Mia Burns, 15, said she entered her goat in the LaPorte County Fair competition to demonstrate Beatrice had what it took to complete the obstacle course without her right front leg.
“I had somebody tell me before that she couldn’t go through the agility course because she only had three legs, and I proved them wrong. I’m pretty proud of her,” Burns said.
In the beginning, the goat looked strong when clearing several hurdles and climbing to the top of a ramp. Beatrice, though, later needed help weaving her way around a half dozen poles set up in a straight line. It took her about twice as long as some goats to cross the finish line in just over two minutes. But, the crowd wasn’t short on applause.
“I think the whole judging arena was full of people cheering for her,” Burns said.
Her mother, Sacha Gee Burns, said the goat was five days old when she purchased her in May last year. A few months later, the goat somehow broke her leg set by a local veterinarian and was placed into a cast.
Her entire leg was gone when Sacha went outside to feed all her goats a week before the cast was scheduled to be removed.
Her oldest daughter, Lexi, found the leg with the cast still on it about 50 yards away.
“It was just laying out in the field,” Sacha said.
The leg placed into ice was in no condition to be reattached. A prosthetic leg is not an option because there isn’t enough of a stub to attach a fake limb.

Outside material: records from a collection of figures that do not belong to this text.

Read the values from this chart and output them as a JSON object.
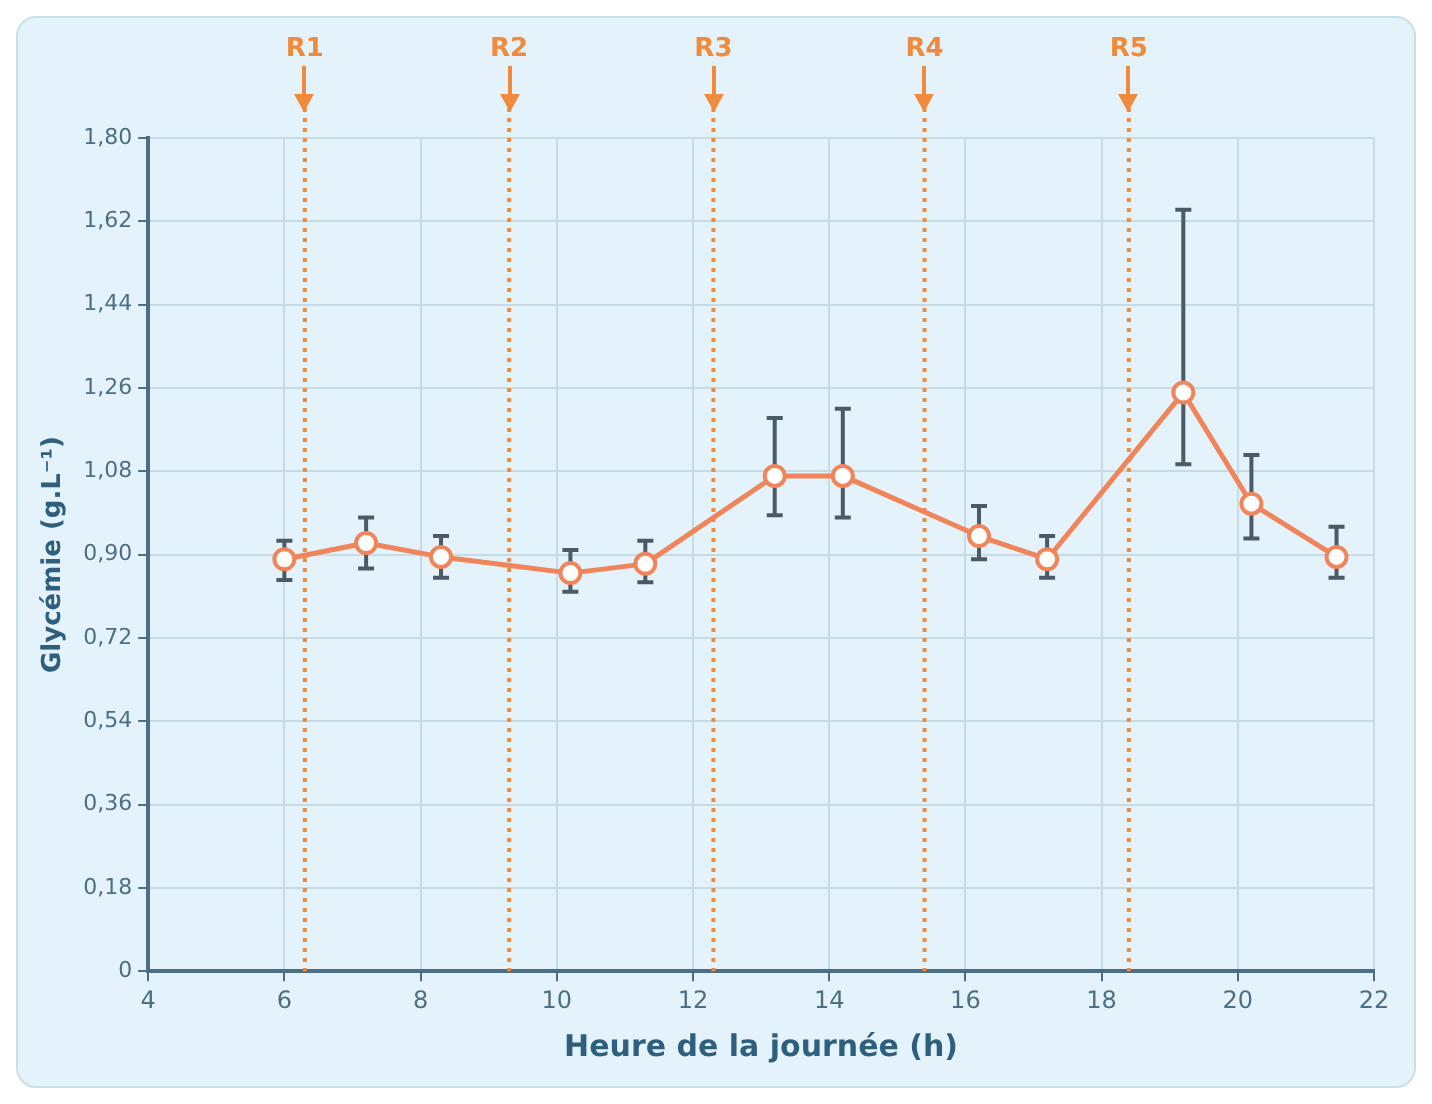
{
  "chart_data": {
    "type": "line",
    "xlabel": "Heure de la journée (h)",
    "ylabel": "Glycémie (g.L⁻¹)",
    "x": [
      6.0,
      7.2,
      8.3,
      10.2,
      11.3,
      13.2,
      14.2,
      16.2,
      17.2,
      19.2,
      20.2,
      21.45
    ],
    "series": [
      {
        "color": "#f0845a",
        "values": [
          0.89,
          0.925,
          0.895,
          0.86,
          0.88,
          1.07,
          1.07,
          0.94,
          0.89,
          1.25,
          1.01,
          0.895
        ],
        "errors": [
          [
            0.845,
            0.93
          ],
          [
            0.87,
            0.98
          ],
          [
            0.85,
            0.94
          ],
          [
            0.82,
            0.91
          ],
          [
            0.84,
            0.93
          ],
          [
            0.985,
            1.195
          ],
          [
            0.98,
            1.215
          ],
          [
            0.89,
            1.005
          ],
          [
            0.85,
            0.94
          ],
          [
            1.095,
            1.645
          ],
          [
            0.935,
            1.115
          ],
          [
            0.85,
            0.96
          ]
        ]
      }
    ],
    "xlim": [
      4,
      22
    ],
    "xticks": [
      4,
      6,
      8,
      10,
      12,
      14,
      16,
      18,
      20,
      22
    ],
    "ylim": [
      0,
      1.8
    ],
    "yticks": [
      0,
      {
        "value": 0.18,
        "label": "0,18"
      },
      {
        "value": 0.36,
        "label": "0,36"
      },
      {
        "value": 0.54,
        "label": "0,54"
      },
      {
        "value": 0.72,
        "label": "0,72"
      },
      {
        "value": 0.9,
        "label": "0,90"
      },
      {
        "value": 1.08,
        "label": "1,08"
      },
      {
        "value": 1.26,
        "label": "1,26"
      },
      {
        "value": 1.44,
        "label": "1,44"
      },
      {
        "value": 1.62,
        "label": "1,62"
      },
      {
        "value": 1.8,
        "label": "1,80"
      }
    ],
    "ref_lines": [
      {
        "axis": "x",
        "value": 6.3,
        "label": "R1",
        "color": "#f08a3c",
        "line_style": "dotted"
      },
      {
        "axis": "x",
        "value": 9.3,
        "label": "R2",
        "color": "#f08a3c",
        "line_style": "dotted"
      },
      {
        "axis": "x",
        "value": 12.3,
        "label": "R3",
        "color": "#f08a3c",
        "line_style": "dotted"
      },
      {
        "axis": "x",
        "value": 15.4,
        "label": "R4",
        "color": "#f08a3c",
        "line_style": "dotted"
      },
      {
        "axis": "x",
        "value": 18.4,
        "label": "R5",
        "color": "#f08a3c",
        "line_style": "dotted"
      }
    ],
    "grid": true,
    "legend": false,
    "marker": "circle",
    "line_style": "solid"
  }
}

“She’s going to stay three-legged,” she said.
The leg was lost apparently from lack of circulation when a pinched nerve or blood vessel developed after the break.
There are 14 goats on the three-acre Burns family farm, along with more than 100 chickens and two donkeys.
From the beginning, Sacha said the plan was to enter Beatrice in the fair competitions, but after losing her leg, she remained mobile enough not to scratch her from the line-up.
“She’s a little slower just walking, but when they go and run across the field like when it’s time to eat, she’s usually at the front of the group,” Burns explained.
The goat can still balance herself on a teeter-totter placed outside for all her goats to play on.
The decision is also paying off in terms of Beatrice enjoying the fair and being a celebrity of sorts, with one boy giving her a piece of his elephant ear while passing by her stall.
Sacha said Beatrice and the other goats are Oberhasli’s, a rare breed native to the mountains of Switzerland. The goats are used for breeding, and the babies are sold nationwide to help rebuild a population estimated a few years ago at less than 5,000 in the U.S. Oberhasli’s are reportedly quieter than other goats and just as friendly.
“The only time they make noise is when they’re hungry. Otherwise, they just follow you around like big dogs,” Burns said.